Not only that, but if they were to come to dismantle Aquent’s professors’ vested interests, then they would have to be more than ready to make the change. Lutia and her gang had apparently been in talks with a few candidates, but Col could understand exactly why these talks were going so slowly and nothing was happening.
“If we find people who are full of that same sense of justice that you have, then we just need to tell them they’ll be raking the evil Church over the coals with the great Twilight Cardinal and the Silver Knight.”
She had deliberately added great to his title, and it would be foolish for him to ask who the “Silver Knight” was referring to.
As much as he wanted to tell her there was no one as reckless in the world as she was, he figured it would be a little too difficult for her to understand that.
“Oh, why don’t you become a professor, Brother?”
“I’m sorry?”
He gave her a cold look, unsure of what sort of nonsense she was going on about this time, but it rolled off her back.
“Oh yeah, that’d be a great idea!
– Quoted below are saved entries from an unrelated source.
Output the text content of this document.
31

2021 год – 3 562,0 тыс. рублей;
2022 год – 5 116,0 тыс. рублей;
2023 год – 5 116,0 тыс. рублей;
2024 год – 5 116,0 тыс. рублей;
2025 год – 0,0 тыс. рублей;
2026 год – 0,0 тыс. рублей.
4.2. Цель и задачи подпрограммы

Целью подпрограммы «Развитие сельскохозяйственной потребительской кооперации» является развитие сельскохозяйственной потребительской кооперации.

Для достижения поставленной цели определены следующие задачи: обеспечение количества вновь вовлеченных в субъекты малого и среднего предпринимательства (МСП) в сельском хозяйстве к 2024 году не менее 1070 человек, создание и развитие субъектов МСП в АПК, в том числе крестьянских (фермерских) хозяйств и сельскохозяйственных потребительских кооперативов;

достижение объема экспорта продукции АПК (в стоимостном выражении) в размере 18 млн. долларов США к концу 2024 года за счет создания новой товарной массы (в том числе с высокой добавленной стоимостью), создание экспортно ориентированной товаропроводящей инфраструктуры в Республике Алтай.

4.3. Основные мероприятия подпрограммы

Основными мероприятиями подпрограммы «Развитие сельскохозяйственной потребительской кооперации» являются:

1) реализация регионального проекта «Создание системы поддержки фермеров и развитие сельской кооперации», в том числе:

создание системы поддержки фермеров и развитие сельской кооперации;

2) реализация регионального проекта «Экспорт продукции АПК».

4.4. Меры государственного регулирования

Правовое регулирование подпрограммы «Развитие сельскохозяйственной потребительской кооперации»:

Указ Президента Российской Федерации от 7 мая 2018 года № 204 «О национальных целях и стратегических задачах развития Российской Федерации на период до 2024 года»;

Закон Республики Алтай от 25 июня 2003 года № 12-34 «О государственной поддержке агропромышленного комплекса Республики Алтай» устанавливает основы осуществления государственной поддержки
That way you could also give Lutia a…degree…thing? And then she could use that to solve her house problem, and then she could come with us to the desert!”
The adventure-loving Myuri turned her gaze to the horizon from which the sun rose, dreaming of the far-off desert lands.
“Oh, but then that would make you Lutia’s teacher…” Myuri’s lips and wolf ears abruptly turned downward. “I don’t think I like that.”
Col was not sure what Myuri thought a student-teacher relationship entailed, but regardless, it seemed she was uneasy thinking about another wolf intruding on her territory.
“I’m not sure how I’d feel if Canaan was learning from you, either.”
Canaan had nothing but praise for the Twilight Cardinal, and Myuri did not seem to like that very much. She was just like a child who wanted to stake her claim on a toy the moment someone else showed interest in it, even if she did not normally care very much for it.
“Oh yeah, did you send a letter to Canaan? He’s looking into that battle you’re going to have with the Church, right?”
“Not battle. Ecumenical council.”
The eye roll was always palpable in Myuri’s tone when she said Church, so perhaps picturing herself swinging her sword about at the council was her way of making herself feel better for not being able to take part in the jousting tournament.
“I left Archivist Canaan a letter detailing the reasons why we will be going to Canaan before we left the Kingdom of Winfiel. I believe he should have the letter by now, and he should be putting together a reply.”
Considering how important the ecumenical council was, that it took place only once every century, Canaan likely had his hands full looking into it.
Col prayed that God would watch over Canaan as he worked, and Myuri gave him a flat look. She ran her fingers through her tail, pulling out a clump of fur, and picked at it.
“A reply, hmm?”
Col looked to Myuri, unsure of what she meant by that, but the wolf was completely relaxed, having bathed after a bout of work, and she was already under the covers.
She began snoring softly before long. And with a sigh, Col started picking up the clothes she had strewn about the room.
CHAPTER FOUR
Myuri had found a good number of the captured boys, and Col was confident he could figure out how to feed them. And professors, once slow to act, might even come to the city if they knew they had a chance to fight the Church alongside the Twilight Cardinal.
And Myuri had been excited, thinking that would mean Lutia’s fight would grow rapidly in scope instead of remaining a stalemate. That, however, was ten days ago.
“How long are we gonna be doing this?!”
In the run-down chapel cared for by the blind old man, Myuri’s voice echoed loudly.
It was forceful enough that it almost brought down a cloud of dust on all those present, but at least Lutia remained calm.